Once again, the Aquarium is joining forces with Maryland's House Environment Subcommittee to introduce “Inky legislation,” a bill that seeks to ban balloon releases and help reduce marine debris.
The bill did not pass on its first attempt earlier in the year but will come up again for a vote in March 2005.
Applying only to the release of 20 or more balloons, the legislation will be incorporated into the existing litter law in effect throughout the state.
Members of the community are invited to join us in an e-mail campaign to show support for the bill.
Inky, the legislation's namesake, is a one-year old pygmy sperm whale that stranded Thanksgiving Day, 1993. The Aquarium’s Marine Animal Rescue Program (MARP) and medical staff performed six endoscopies, removing more than three square feet of plastic from her intestines.
The largest object removed was a Mylar balloon. Inky was lucky – after a six-month rehabilitation period she was released back into the ocean. Most animals impacted by marine debris die at sea, their deaths uncounted.
Bursting the Bubble
How big of a problem do balloons pose? Consider:
- Balloon releases are one of the most blatant ways in which plastics are introduced into the marine environment. Although balloon releases frequently occur as part of a celebration, their effects are detrimental to wildlife. Balloons often rise approximately 5 miles into the air, burst, and return to land or sea in small pieces that are easily consumed by wildlife.
- Approximately 50% of the animals cared for by MARP are sick or injured due to human actions, including boat strikes, entanglement in nets, and ingestion of marine debris.
- Nationally, plastics account for most of the trash removed during water and shore cleanups. In the Baltimore area, plastics make up 94.3% of marine debris.
- More than 265 species of birds, fishes, mammals, and marine turtles, including endangered and threatened species, are at risk of ingesting marine debris.

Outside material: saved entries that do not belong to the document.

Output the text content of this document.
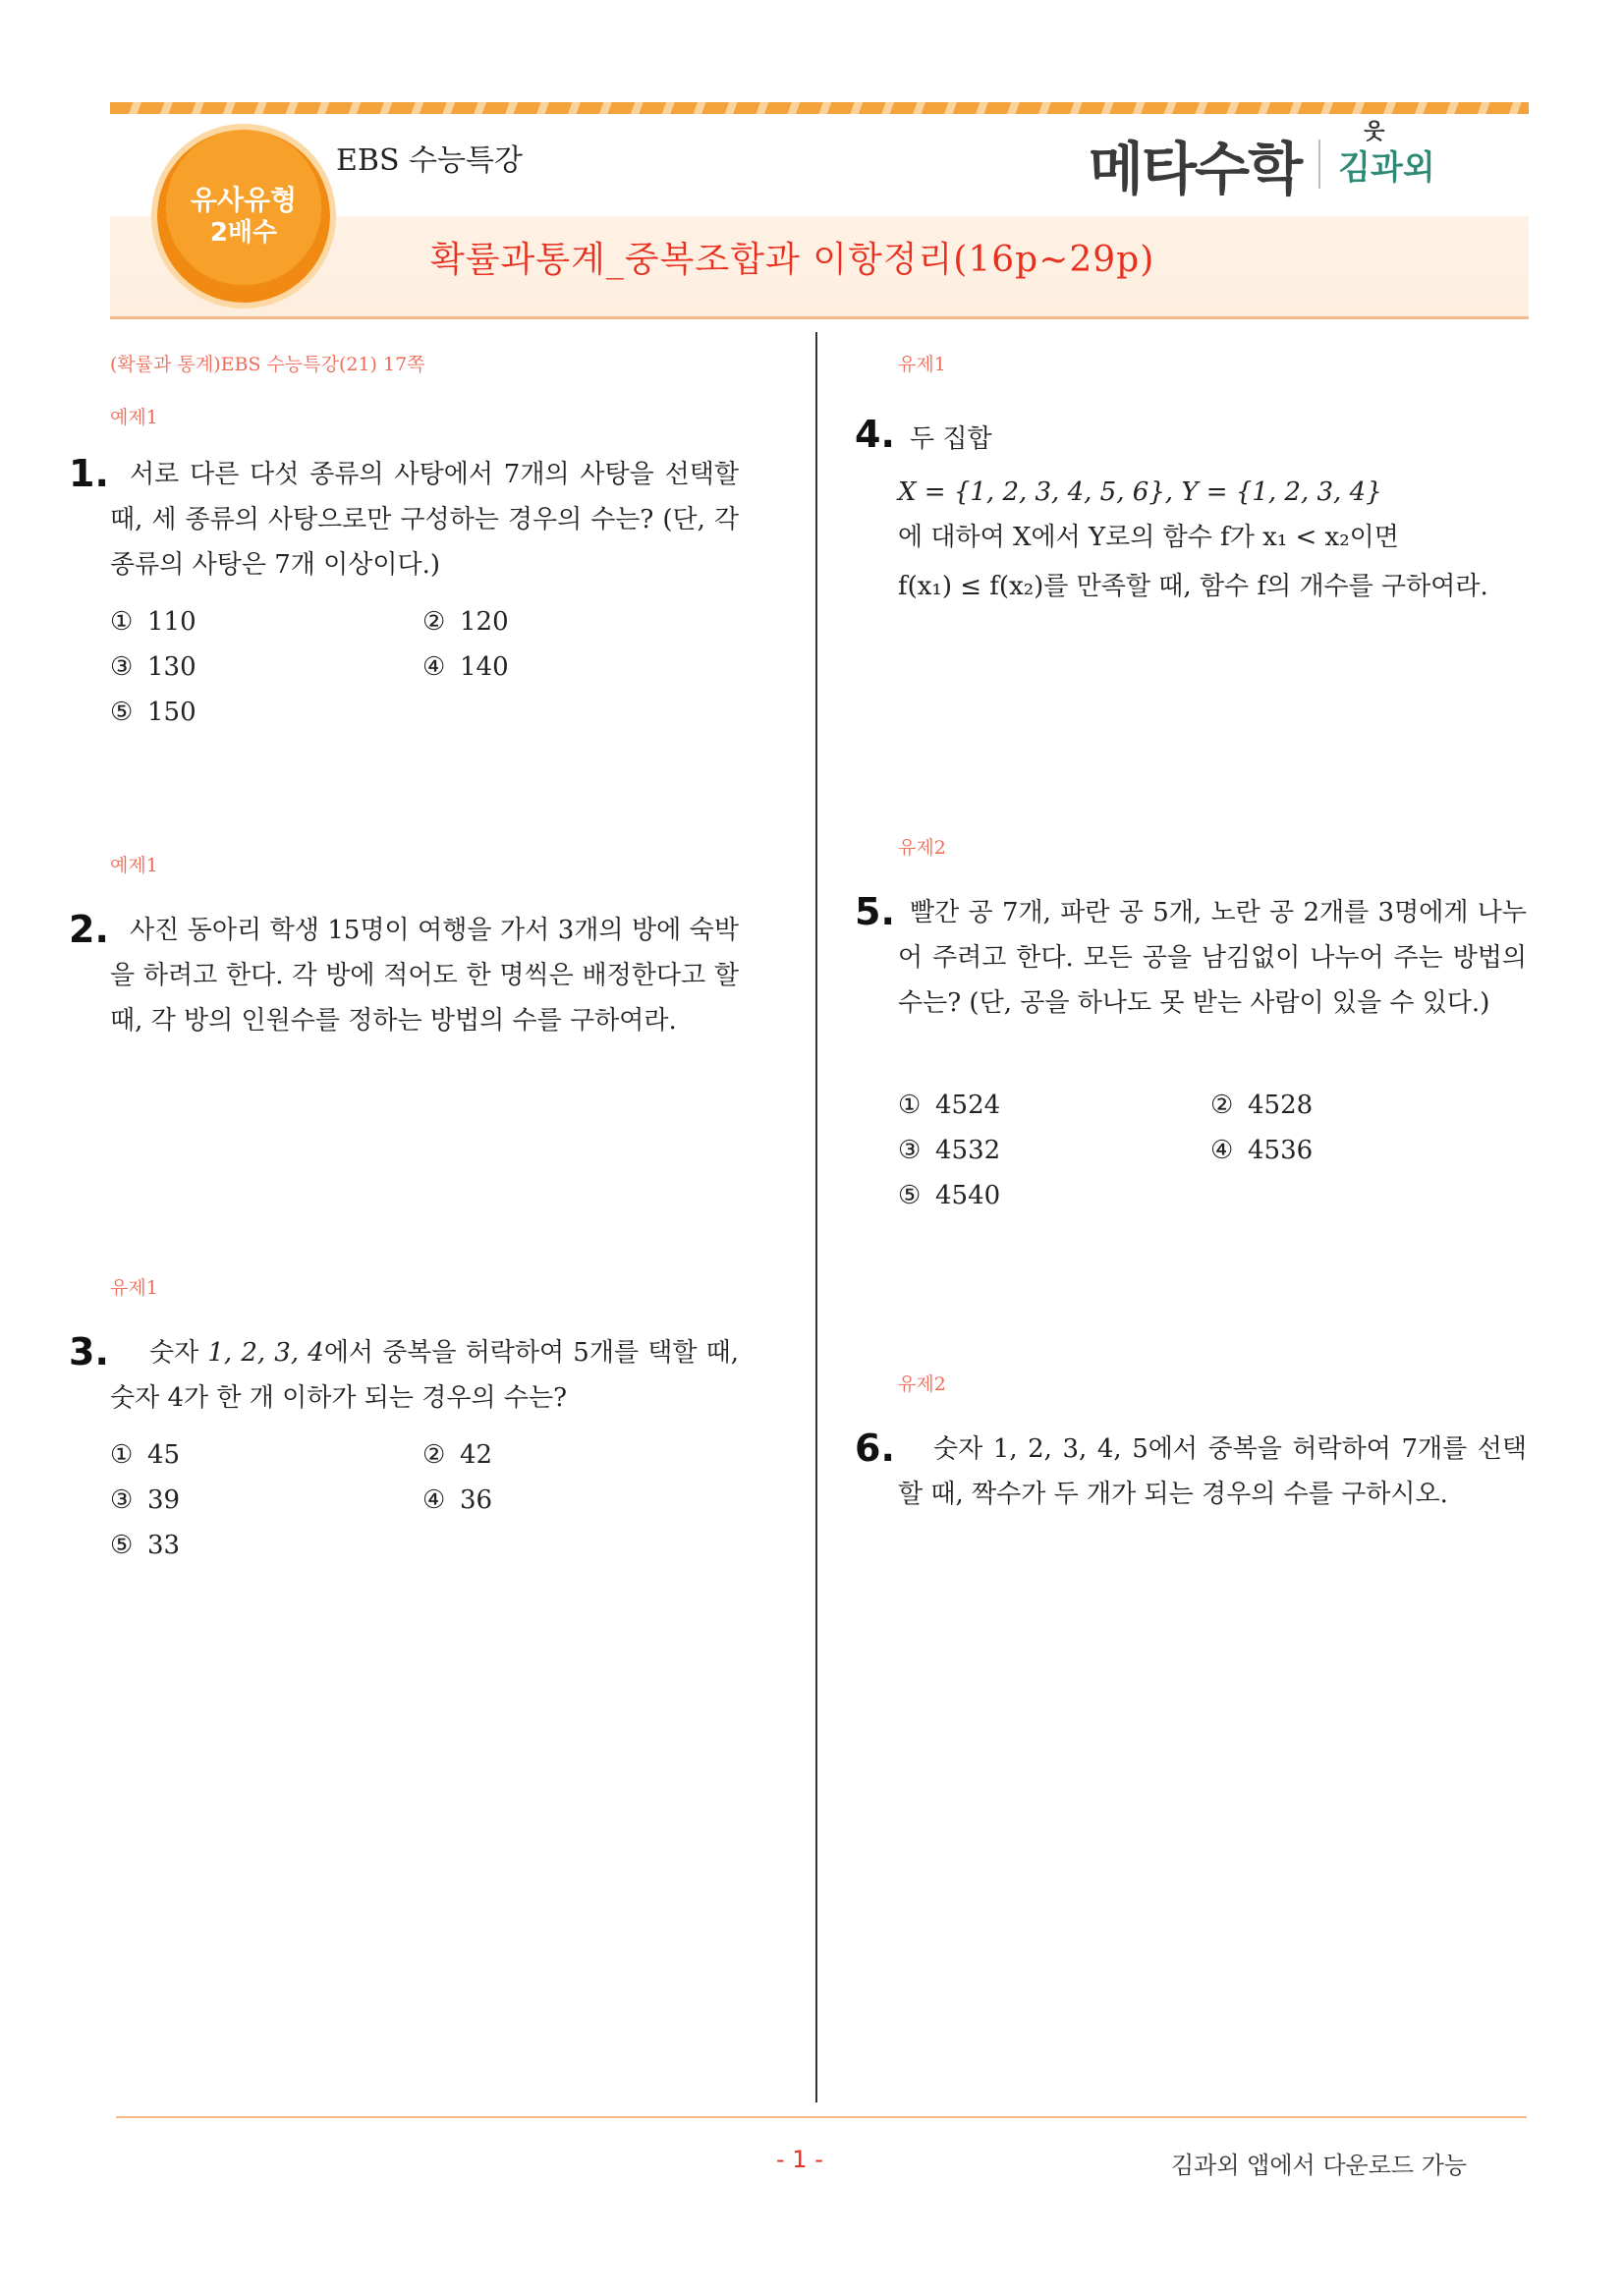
유사유형
2배수
EBS 수능특강
확률과통계_중복조합과 이항정리(16p~29p)
메타수학
웃
김과외
(확률과 통계)EBS 수능특강(21) 17쪽
예제1
1. 서로 다른 다섯 종류의 사탕에서 7개의 사탕을 선택할 때, 세 종류의 사탕으로만 구성하는 경우의 수는? (단, 각 종류의 사탕은 7개 이상이다.)
① 110	② 120
③ 130	④ 140
⑤ 150
예제1
2. 사진 동아리 학생 15명이 여행을 가서 3개의 방에 숙박을 하려고 한다. 각 방에 적어도 한 명씩은 배정한다고 할 때, 각 방의 인원수를 정하는 방법의 수를 구하여라.
유제1
3.	숫자 1, 2, 3, 4에서 중복을 허락하여 5개를 택할 때, 숫자 4가 한 개 이하가 되는 경우의 수는?
① 45	② 42
③ 39	④ 36
⑤ 33
유제1
4. 두 집합
X = {1, 2, 3, 4, 5, 6}, Y = {1, 2, 3, 4}
에 대하여 X에서 Y로의 함수 f가 x₁ < x₂이면
f(x₁) ≤ f(x₂)를 만족할 때, 함수 f의 개수를 구하여라.
유제2
5. 빨간 공 7개, 파란 공 5개, 노란 공 2개를 3명에게 나누어 주려고 한다. 모든 공을 남김없이 나누어 주는 방법의 수는? (단, 공을 하나도 못 받는 사람이 있을 수 있다.)
① 4524	② 4528
③ 4532	④ 4536
⑤ 4540
유제2
6.	숫자 1, 2, 3, 4, 5에서 중복을 허락하여 7개를 선택할 때, 짝수가 두 개가 되는 경우의 수를 구하시오.
- 1 -	김과외 앱에서 다운로드 가능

- Other animals routinely found to have ingested balloons include dolphins, loggerhead sea turtles, leatherback turtles, and blue sharks.
The Effect of the Bill
The legislation, supported by the Aquarium, aims to create a healthier ocean for marine life by fining any person who throws, deposits, releases, or discharges 20 or more balloons into the atmosphere within the state of Maryland.
By enacting this legislation, Maryland will follow a trend set in five other states that have outlawed balloon releases and protected the well-being of land and marine wildlife: California, Connecticut, Florida, Tennessee, and Virginia. The Town of Ocean City, Maryland also enacted a balloon release law in 1997.